Ian Walker, executive director of policy and information at Cancer Research UK, stated that taking action against tobacco would have the greatest effect as it is responsible for causing 150 cases of cancer in the UK daily.
There are affordable methods available to prevent instances of cancer, which can ultimately save lives globally.
“The funding for tobacco control efforts is consistently inadequate. As a prominent figure in the field of global health, the UK government has the potential to make a considerable impact in addressing this issue,” stated Mr. Walker.
The research also uncovered that smoking tobacco leads to fatal cases of cancer in at least 1.3 million individuals across seven countries.
More than half of the world’s yearly cancer-related deaths are accounted for by the fatalities in the UK, US, Brazil, Russia, India, China, and South Africa.
The research examined the amount of time lost due to cancer and investigated if specific risk factors led to earlier deaths.
Scientists discovered that four avoidable risk factors have led to approximately two million deaths and over 30 million years of life lost annually.
The contributing factors include smoking, drinking alcohol, being overweight, and contracting human papillomavirus (HPV) infections.

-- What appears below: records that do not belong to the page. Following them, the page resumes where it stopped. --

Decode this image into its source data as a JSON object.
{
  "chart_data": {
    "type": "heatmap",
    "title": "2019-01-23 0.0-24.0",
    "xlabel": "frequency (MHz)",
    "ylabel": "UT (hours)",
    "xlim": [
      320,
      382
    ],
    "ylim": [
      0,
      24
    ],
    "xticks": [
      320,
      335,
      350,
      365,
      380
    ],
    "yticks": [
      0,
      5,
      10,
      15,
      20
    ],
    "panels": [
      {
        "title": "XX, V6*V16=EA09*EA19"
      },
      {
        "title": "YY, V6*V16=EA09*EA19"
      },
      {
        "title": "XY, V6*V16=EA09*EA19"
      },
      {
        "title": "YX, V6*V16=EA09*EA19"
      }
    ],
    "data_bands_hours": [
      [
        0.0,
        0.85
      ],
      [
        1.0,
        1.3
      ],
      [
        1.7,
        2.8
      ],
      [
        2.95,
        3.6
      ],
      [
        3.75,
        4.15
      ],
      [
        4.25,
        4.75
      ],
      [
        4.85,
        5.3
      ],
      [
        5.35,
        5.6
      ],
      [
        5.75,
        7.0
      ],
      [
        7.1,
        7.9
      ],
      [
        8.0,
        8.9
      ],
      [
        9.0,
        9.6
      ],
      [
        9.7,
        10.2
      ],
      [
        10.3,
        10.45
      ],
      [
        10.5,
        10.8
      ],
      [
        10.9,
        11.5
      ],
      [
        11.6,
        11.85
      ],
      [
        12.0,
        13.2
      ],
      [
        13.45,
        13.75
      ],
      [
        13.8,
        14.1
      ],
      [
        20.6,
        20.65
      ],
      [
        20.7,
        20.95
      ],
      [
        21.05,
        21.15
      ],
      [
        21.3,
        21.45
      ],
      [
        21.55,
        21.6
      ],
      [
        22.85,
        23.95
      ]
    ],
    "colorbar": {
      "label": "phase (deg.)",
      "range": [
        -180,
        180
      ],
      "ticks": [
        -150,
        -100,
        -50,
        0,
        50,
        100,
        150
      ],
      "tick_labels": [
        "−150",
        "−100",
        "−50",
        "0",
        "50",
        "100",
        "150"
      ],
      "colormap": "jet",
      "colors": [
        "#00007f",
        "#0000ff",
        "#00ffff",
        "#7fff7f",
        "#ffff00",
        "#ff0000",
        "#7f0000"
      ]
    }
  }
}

The study discovered that smoking tobacco alone results in the loss of 20.8 million years of life.
The report also stated that there could be a five-fold increase in new cases of cancer, rising from 0.6 million to 3.1 million annually in low-income countries within the next 50 years.
Mr. Walker stated that these numbers are astonishing and demonstrate that by taking action on a worldwide level, millions of individuals could be spared from avoidable cancers.
Scientists also discovered variations between genders in the amount of fatalities caused by cancer.
The study found that men are more prone to lose years of life due to smoking and alcohol consumption, as these habits are more prevalent in men.
The research discovered that in China, India, and Russia, men had rates of years lost to smoking and alcohol that were up to nine times higher than women.
The findings were released in eClinicalMedicine and were conducted by scientists from King’s College London and Queen Mary University of London.